#JuWriSoMos Reflections, Week 5

My reflections this week are going to focus on something other than my writing…

This week, I reflect not only on my writing but also on the events of the last seven days…and I am reminded of the critical importance of disruption and raising up the next generation with new messages. Despite the pressures, we may feel to maintain or keep the proverbial boat from rocking.

Disrupting, healing, and raising up the next generation with new and equitable messages takes intention and reflection. It cannot stop with pondering and awareness though. Knowledge must meet willingness to recognize that the messages we received are corrupted and deadly. And an openness to see the part we play in perpetuating and protecting these messages by not challenging the systems that are built to make it so easy to fall back into the relative comfort of not being the primary target.  

Bringing up the next generation by modeling the stepping into the work of undoing, defying the existing state of affairs, acting and reacting in another way. Resolving to have brave and bold conversations, to hold boundaries differently, to step into the grief, heartache, and anger with compassion and love…without making it about us. Facing the dark and ugly things we have done and benefitted from, and witnessing joy and celebration and liberation without appropriating or interrupting.

To some, this will seem like madness. Outrageous, infuriating, terrifying, an assault.

And yet, it is what is necessary if we are ever going to find our way to a world that is just in any sense of the word.

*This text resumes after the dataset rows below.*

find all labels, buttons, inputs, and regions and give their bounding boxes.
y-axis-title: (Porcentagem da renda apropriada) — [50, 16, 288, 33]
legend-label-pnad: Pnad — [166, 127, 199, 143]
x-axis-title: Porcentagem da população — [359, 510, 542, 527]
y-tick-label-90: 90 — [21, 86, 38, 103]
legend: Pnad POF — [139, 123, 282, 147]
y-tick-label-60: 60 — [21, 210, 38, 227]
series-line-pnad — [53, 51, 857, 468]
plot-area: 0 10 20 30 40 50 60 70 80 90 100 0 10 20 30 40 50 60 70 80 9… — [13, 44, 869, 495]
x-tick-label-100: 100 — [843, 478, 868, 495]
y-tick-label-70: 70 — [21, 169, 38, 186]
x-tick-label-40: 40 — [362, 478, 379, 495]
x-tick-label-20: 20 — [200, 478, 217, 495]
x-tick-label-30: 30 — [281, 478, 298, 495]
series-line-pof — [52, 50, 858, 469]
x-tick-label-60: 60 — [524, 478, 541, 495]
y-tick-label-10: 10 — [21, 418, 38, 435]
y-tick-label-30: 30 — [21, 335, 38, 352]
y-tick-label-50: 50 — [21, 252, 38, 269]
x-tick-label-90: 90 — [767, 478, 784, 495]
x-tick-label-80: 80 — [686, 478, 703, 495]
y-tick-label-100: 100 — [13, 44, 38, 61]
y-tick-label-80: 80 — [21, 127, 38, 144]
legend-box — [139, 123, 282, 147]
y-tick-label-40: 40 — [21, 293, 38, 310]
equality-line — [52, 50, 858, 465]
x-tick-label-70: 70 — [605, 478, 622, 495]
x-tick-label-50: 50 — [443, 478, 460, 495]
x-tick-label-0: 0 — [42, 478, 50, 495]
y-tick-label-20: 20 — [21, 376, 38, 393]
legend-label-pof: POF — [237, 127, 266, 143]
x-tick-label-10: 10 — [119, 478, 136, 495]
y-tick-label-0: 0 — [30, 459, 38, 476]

This week my child had a birthday, a birthday he wouldn’t have had if it weren’t for my wife. A wife I wouldn’t have had if it weren’t for the community that worked so hard to change the laws so we could have the legal bonds of matrimony. The community that wouldn’t exist if it weren’t for the audacious courage of Black trans women in the face of violent systems of whiteness that see them as threats…

I feel the weight of the responsibility of raising a child to challenge systems that would benefit him most, and only benefit him at the expense of so many who are deemed as “other.”

I am grateful to those who chose the difficult and dangerous path of doing exactly that. Grateful to those who chose the loudest love.

I know that I can do the hard things because of them.